Antenatal services in Switzerland are mainly offered by gynaecologists in individual practices and by midwives. The standard benefits package of MHI (see section 2.8.1) includes a broad range of antenatal check-ups as well as birth preparation and breastfeeding courses. Most antenatal services do not require cost-sharing by the mother (see section 3.4.1).

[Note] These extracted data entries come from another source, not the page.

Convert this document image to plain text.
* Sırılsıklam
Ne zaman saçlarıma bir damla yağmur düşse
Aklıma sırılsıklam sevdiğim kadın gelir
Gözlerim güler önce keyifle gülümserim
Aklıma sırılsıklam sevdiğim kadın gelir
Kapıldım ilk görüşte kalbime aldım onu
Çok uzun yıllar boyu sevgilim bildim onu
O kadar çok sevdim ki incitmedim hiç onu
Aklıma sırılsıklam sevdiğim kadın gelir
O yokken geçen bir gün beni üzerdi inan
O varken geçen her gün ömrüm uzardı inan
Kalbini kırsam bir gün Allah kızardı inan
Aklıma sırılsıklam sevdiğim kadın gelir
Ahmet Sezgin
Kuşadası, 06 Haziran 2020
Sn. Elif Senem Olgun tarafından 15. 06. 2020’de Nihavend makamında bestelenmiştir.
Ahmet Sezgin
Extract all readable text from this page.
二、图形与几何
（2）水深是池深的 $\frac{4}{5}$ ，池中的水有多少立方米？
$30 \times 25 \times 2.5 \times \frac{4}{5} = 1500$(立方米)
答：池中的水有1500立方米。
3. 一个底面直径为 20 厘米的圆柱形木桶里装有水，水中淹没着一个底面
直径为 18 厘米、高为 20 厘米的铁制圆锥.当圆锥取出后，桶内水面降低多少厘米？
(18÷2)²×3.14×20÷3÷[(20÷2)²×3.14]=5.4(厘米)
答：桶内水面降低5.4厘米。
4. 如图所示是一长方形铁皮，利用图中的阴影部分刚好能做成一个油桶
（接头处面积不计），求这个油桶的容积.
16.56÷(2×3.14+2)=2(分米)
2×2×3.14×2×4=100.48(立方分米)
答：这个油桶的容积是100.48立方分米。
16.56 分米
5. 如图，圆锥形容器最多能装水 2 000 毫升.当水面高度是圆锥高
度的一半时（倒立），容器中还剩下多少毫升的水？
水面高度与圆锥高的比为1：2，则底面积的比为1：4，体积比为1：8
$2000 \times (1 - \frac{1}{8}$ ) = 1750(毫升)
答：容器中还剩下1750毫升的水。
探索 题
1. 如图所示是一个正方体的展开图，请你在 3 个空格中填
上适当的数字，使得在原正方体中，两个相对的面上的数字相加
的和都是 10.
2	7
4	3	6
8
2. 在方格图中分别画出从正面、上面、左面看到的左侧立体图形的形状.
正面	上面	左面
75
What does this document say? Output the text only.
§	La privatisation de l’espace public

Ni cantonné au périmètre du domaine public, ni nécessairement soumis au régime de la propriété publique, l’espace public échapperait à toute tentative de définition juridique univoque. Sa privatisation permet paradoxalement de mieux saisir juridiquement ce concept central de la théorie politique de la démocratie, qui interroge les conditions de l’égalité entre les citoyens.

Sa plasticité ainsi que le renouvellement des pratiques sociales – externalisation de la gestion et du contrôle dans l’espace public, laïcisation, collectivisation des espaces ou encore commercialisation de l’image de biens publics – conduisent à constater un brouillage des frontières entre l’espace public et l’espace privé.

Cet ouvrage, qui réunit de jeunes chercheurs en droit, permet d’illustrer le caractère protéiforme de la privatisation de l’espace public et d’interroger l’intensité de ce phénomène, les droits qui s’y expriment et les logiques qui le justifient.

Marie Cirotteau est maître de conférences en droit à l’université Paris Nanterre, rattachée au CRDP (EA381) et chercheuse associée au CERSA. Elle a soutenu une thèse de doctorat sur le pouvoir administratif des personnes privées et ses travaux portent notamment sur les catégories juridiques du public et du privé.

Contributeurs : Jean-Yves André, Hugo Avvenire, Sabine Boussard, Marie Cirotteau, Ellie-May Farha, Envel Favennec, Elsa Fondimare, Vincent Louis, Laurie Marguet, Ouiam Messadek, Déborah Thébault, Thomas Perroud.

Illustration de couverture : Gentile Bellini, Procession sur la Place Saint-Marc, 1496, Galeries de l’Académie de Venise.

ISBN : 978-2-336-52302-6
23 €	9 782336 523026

Screening programmes exist for metabolic diseases for newborns, for cervical cancer, breast cancer and colon cancer. While screening rates for cervical cancer in 2012 were around 75%, which was comparable to neighbouring European countries (OECD, 2014a), those for breast cancer were much lower, i.e. around 45% in Switzerland compared to above 80% in Finland, Denmark, Austria and the Netherlands (OECD, 2014a). Responsibility for the design and implementation of screening programmes lies with the cantons. Only two cantons have a colon cancer screening programme and several cantons do not have structured screening programmes for breast cancer.